Comparing the distribution fits of a bivariate and a univariate model Suppose I've done an experiment and I have a distribution of observations $x$ that vary between $-\pi$ and $\pi$.
Now suppose each $x$ is associated with a second observation $y$ that may or may not influence the value $x$ takes.  This second variable $y$ also varies between $-\pi$ and $\pi$.
I have two models for how $x$ should be distributed.  One model ignores $y$; the other does not.  I want to see which fits my data better.
To make this concrete, let's say that Model 1 is a von Mises PDF.  For each $x$ value, it returns a probability density.  Its shape is determined by a single parameter $\kappa$, the concentration.  So we have Model 1 = $VM(x; \kappa)$.
Let's say Model 2 has its basis in the von Mises PDF for $x$, but is more complicated.  For each $x$, the mean of the von Mises is biased in the direction of the corresponding $y$. The conditional density of $x$ given $y$ here is $VM(x|y; g(y), \kappa)$, where $\mu=g(y)$ is the mean of the von Mises on each trial. ($g$ is some function of y with some number of parameters -- say two parameters $h$ and $w$.)
Finally, say I want to compare the models using the AIC.  Maximizing the likelihood of Model 1 is straightforward. I simply find the $\kappa$ that maximizes the summed probabilities of my $x$ values. For Model 2, it's not as clear to me what my likelihood function should be.
My question is, what should my likelihood function be for Model 2?  It's clear I need to find the $\kappa$, $h$, and $w$ that maximize the likelihood, but . . . is the likelihood function the joint density for all $x$ and $y$?  The marginal density of $x$?  Something else?  Why?  Which model parameters would I count in the computation of the AIC? Is it important to note that my data sample the space of all possible $x$ and $y$ pairs less thoroughly than the data sample the space of all possible $x$ values (ignoring $y$)?
 A: In attempting this comparison, the marginal density for $x$ would be the likelihood function to use for Model 2.  Like the likelihood function for Model 1, it computes a single probability for each $x$ value.  However, for Model 2, the marginal density is
\begin{align}
p(x)=\frac{1}{2\pi}\int^\pi_{-\pi}VM\bigg(x|y; g(y; h, w), \kappa\bigg)dy,
\end{align}
assuming $y$ is drawn from a uniform distribution.  This is a bit tricky, if not impossible, to compute analytically.

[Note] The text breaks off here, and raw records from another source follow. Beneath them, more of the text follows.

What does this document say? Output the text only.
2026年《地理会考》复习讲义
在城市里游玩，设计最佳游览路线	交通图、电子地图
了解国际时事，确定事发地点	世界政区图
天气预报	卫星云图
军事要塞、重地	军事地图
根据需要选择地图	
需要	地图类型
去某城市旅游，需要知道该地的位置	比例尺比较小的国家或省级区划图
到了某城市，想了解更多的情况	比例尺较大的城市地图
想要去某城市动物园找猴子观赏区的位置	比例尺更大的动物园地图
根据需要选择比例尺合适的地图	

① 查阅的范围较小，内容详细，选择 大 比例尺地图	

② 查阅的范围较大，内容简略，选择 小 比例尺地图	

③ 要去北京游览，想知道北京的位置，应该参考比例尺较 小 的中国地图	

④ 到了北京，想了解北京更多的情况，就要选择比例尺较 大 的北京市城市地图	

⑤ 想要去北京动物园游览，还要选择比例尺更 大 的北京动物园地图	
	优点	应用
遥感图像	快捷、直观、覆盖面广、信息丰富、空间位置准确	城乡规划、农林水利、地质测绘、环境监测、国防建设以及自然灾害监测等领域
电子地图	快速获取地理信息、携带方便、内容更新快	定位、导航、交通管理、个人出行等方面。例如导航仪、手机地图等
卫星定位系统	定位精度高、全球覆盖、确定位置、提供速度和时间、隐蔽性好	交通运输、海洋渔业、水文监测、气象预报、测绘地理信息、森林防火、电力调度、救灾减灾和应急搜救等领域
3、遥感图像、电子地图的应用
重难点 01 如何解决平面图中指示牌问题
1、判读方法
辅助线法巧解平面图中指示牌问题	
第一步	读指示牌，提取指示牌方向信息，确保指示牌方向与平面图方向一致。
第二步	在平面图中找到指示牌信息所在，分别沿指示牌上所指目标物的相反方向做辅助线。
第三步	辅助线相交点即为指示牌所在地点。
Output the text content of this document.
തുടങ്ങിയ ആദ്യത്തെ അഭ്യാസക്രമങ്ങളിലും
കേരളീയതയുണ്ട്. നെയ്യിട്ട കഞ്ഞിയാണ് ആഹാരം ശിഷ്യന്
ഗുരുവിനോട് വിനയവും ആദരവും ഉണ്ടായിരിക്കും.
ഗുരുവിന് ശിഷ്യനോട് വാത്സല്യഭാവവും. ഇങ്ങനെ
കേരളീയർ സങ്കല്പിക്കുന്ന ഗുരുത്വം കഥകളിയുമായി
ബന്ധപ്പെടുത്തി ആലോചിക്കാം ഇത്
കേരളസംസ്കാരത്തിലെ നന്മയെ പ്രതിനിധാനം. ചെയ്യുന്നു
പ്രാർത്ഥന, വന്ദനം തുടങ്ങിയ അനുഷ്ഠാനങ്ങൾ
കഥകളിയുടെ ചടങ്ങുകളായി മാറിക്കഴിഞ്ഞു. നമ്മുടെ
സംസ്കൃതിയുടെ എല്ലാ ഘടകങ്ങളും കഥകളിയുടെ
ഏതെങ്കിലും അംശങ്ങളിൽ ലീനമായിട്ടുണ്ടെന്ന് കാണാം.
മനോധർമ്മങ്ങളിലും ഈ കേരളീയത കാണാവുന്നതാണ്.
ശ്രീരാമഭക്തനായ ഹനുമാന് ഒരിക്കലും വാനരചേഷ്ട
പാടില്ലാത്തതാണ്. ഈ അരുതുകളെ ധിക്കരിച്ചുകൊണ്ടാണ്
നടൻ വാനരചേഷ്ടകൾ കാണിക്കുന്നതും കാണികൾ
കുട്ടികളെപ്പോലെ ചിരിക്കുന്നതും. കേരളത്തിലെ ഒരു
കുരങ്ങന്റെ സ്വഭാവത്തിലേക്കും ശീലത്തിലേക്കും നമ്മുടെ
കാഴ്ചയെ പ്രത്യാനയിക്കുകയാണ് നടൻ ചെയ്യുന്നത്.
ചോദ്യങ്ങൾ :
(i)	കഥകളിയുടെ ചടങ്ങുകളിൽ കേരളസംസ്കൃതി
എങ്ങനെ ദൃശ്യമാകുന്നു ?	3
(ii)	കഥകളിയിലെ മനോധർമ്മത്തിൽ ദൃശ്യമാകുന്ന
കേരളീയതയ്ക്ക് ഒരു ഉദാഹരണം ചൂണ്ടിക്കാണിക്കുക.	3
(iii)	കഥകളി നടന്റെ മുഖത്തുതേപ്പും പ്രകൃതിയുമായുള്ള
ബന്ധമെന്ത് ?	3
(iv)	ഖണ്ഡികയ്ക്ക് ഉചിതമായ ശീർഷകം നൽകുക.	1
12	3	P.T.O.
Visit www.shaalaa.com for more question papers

What you can do is approximate it numerically using one of the methods described in this answer.
Another option is to fix $y$ in your experimental design at a value expected to reveal differences between Model 1 and Model 2.  (This is possible only if $y$ is an independent variable.)  In such a design, the differences between the models would reduce to the absence/presence of a constant bias in the mean of the von Mises.
As a final note, characterizing $y$'s influence on $x$ doesn't require fitting a PDF to observations.  This influence could be characterized in many different ways, with other sorts of fits to other representations of the data.